Which protocols and equipment for sport recovery?


By Jean-Jacques Gauthier

Masseur-Physiotherapist (full national certificate)
and Consultant-Trainer for Amphorm Consulting

As necessary as the warm-up, the recovery phase after an intense physical effort allows the athlete to regain his/her full physical potential and to regenerate, in order to train effectively, to progress towards an objective and to perform without injury.

Recovery has 2 main objectives: to eliminate the toxic substances accumulated in the body as a result of the effort and to reconstitute its energy reserves. It is based on 3 main pillars:


During any training or competition, athletes sweat in order to regulate their temperature and evacuate the toxins that acidify their body. It is therefore essential that they hydrate before, during and after the effort, in particular to compensate the loss of mineral salts and trace elements.

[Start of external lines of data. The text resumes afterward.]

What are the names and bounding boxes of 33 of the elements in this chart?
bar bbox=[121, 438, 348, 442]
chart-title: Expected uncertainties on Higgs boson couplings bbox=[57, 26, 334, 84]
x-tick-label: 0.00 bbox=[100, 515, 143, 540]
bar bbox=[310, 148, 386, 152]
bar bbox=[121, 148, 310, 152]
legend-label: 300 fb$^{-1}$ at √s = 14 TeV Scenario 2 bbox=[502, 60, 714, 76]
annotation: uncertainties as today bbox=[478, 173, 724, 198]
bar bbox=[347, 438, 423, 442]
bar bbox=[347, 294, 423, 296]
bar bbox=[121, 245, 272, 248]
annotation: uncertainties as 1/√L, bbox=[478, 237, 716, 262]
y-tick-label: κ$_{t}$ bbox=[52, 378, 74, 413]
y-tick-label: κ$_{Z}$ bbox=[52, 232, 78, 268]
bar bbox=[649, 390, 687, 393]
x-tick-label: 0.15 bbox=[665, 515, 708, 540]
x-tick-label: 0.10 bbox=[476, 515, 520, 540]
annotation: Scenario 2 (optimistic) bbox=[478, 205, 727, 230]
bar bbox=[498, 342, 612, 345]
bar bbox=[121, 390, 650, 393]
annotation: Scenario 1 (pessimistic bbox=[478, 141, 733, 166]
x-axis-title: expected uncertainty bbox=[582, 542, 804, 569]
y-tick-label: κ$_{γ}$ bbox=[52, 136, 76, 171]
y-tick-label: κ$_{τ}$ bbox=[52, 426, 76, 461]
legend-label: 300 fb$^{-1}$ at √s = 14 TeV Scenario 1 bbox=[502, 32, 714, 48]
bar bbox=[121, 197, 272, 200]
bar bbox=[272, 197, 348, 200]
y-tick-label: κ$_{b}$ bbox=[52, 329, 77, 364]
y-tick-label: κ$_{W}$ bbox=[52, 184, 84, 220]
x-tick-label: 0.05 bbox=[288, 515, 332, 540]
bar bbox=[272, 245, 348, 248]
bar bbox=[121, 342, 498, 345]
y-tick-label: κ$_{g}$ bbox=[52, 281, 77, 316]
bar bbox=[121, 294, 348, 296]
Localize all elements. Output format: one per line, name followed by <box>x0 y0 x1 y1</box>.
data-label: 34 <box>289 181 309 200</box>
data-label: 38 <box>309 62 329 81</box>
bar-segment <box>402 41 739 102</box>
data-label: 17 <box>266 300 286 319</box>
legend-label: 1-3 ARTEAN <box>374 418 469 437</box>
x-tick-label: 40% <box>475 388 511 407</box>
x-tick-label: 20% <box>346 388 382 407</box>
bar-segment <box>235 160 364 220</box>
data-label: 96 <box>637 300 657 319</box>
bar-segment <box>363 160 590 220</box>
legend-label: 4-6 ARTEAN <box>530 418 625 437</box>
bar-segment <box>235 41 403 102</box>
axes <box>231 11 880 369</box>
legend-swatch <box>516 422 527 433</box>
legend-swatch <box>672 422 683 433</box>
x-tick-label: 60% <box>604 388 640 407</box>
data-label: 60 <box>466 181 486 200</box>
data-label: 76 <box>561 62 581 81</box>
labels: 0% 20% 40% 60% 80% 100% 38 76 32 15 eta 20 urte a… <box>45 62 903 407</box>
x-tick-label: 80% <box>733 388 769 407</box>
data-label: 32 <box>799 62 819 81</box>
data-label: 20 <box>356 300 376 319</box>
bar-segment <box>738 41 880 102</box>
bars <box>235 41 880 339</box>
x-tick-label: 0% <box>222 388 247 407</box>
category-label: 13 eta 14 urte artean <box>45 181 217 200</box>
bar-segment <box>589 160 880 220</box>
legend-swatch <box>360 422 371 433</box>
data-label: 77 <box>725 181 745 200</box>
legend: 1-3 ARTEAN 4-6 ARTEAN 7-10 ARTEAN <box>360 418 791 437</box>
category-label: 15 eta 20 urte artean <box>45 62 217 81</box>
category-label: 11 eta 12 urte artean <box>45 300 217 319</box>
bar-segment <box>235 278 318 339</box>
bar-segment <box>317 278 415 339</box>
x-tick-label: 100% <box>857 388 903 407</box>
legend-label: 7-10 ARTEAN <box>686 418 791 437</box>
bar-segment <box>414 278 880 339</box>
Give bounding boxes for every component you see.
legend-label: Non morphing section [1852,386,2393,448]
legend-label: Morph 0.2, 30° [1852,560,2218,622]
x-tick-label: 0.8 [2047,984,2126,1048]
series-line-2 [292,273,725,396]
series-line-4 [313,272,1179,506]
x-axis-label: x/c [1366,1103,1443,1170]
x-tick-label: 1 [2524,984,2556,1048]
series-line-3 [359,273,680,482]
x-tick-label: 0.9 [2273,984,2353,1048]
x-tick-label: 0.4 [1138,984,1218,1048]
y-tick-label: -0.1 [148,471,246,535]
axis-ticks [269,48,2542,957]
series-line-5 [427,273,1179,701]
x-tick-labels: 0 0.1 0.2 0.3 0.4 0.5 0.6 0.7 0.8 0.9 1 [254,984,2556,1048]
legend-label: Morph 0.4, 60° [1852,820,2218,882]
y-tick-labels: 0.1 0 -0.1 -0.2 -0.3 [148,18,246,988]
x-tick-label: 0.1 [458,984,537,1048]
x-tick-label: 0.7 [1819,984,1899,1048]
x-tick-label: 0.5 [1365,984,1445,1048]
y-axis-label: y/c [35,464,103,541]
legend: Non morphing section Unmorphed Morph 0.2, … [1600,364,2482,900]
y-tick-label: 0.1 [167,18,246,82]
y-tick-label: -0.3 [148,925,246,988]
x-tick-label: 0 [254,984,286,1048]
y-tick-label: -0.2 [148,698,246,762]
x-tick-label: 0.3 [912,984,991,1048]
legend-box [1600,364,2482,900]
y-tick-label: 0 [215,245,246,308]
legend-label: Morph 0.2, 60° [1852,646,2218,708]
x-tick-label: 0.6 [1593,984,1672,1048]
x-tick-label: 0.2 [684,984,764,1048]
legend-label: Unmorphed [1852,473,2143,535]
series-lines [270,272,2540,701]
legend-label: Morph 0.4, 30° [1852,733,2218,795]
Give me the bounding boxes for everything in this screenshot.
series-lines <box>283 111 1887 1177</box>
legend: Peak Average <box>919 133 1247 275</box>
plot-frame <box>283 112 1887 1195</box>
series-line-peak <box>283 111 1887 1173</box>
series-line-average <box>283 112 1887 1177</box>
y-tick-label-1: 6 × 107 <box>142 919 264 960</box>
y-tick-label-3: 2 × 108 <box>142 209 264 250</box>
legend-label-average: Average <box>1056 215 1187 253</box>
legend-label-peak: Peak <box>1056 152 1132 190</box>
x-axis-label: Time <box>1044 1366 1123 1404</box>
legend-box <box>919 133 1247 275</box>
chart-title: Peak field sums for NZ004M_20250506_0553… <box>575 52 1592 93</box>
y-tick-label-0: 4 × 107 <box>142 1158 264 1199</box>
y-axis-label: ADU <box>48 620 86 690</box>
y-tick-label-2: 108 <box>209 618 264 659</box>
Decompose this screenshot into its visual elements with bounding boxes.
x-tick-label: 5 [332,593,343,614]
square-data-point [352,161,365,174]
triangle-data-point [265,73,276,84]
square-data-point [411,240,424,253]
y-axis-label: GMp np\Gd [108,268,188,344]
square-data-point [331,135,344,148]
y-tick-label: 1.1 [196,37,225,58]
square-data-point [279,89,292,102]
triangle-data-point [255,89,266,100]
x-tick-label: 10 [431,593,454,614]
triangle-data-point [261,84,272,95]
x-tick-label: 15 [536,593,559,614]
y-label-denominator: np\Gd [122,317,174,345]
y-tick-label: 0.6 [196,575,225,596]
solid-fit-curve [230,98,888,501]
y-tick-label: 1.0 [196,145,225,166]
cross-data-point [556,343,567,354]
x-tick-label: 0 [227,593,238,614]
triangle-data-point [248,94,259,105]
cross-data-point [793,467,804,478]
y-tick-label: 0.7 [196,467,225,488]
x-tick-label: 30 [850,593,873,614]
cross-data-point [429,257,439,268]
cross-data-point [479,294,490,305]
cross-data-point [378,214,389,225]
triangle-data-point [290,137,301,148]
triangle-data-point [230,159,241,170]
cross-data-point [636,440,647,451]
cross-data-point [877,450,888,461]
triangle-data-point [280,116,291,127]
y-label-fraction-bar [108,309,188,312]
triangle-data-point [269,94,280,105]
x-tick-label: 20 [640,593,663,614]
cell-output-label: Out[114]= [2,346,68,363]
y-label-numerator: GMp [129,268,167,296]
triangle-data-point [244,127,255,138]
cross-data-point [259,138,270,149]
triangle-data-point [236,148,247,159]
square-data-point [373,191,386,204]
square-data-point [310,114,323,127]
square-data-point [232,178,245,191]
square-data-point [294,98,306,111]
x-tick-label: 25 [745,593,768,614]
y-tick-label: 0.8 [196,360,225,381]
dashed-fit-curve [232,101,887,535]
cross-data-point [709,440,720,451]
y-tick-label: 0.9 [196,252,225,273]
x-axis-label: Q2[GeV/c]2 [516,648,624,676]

It is also essential to compensate for energy losses and to do this, by consuming:

  • a food rich in carbohydrates, glucose and fructose to help replenish muscle and liver glycogen reserves
  • a food with alkalizing properties to neutralize the acidity of the body
  • some proteins – in long-duration events – to repair muscle fibers and preserve the immune system. 


Sport and sleep are pairing. Indeed, deep sleep phases enable muscles complete relaxation, body recovery and muscular tissues regeneration. This recovery process, linked to the secretion of specific hormones, takes place more easily at the beginning of the night, during the first hours of sleep. This is why athletes must respect their sleep cycle and respect 7-to-8-hour nights.



Stretching has become the subject of much controversy. It is possible to stretch after a muscular effort, taking care not to trigger pain. Stretching should be done gently and in coordination with breathing, i.e., stretching muscles on the exhaled time.


This recovery technique has considerably evolved. Immersion in a tub of water with ice has been replaced by the use of whole-body cryotherapy chambers. However, the principle remains the same: to obtain a rapid lowering of the body temperature, which generate a circulatory boost (vasoconstriction), an anti-inflammatory and analgesic effect, as well as an accelerated reconstitution of the injured muscle cells.

However, it is not available to everyone because it requires significant resources in terms of facilities and handling and has certain contraindications (hypertension +++).


Massages, lasting an average of 30 to 60 minutes, have a vascularizing, draining, anti-inflammatory, analgesic and anti-edematous effect. They can be manual and/or instrumental.

Vacuotherapy is an instrumental depresso-massage technology. Performed by a practitioner using suction cups of various shapes and sizes, it improves both microcirculation and micro-oxygenation and helps the elimination of toxins in muscle cells.

Pressotherapy, an instrumental “hands-free” massage technology, remains the essential recovery equipment. The athlete puts on massage boots and the practitioner selects the most appropriate program for his/her condition, in terms of pressure level and duration. The boots perform a compression and decompression massage, which drains edema, improves venous and lymphatic return (with an anti-fatigue effect) and improves toxin elimination. The session also has beneficial effects on stress and overall relaxation.

There are many pressotherapy devices on the market and they are all far from having the same quality, and therefore the same effectiveness. It is important to choose a professional device, equipped with a double pressure gradient and superimposed compartment boots to ensure an efficient and homogeneous drainage.

Pressotherapy has long been an essential part of the recovery protocol of major sports teams, and its benefits have been proven. It helps maintain the energy and performance potential of top athletes.

As such, it is particularly effective in the context of long competitions with several rounds, during which the athlete must be at his/her best at the start of each event.

Sports recovery is a compromise between several approaches and/or techniques that the sports professional (trainer, coach, therapist…) implements and modulates according to the circumstances and specific needs of each individual and each practice.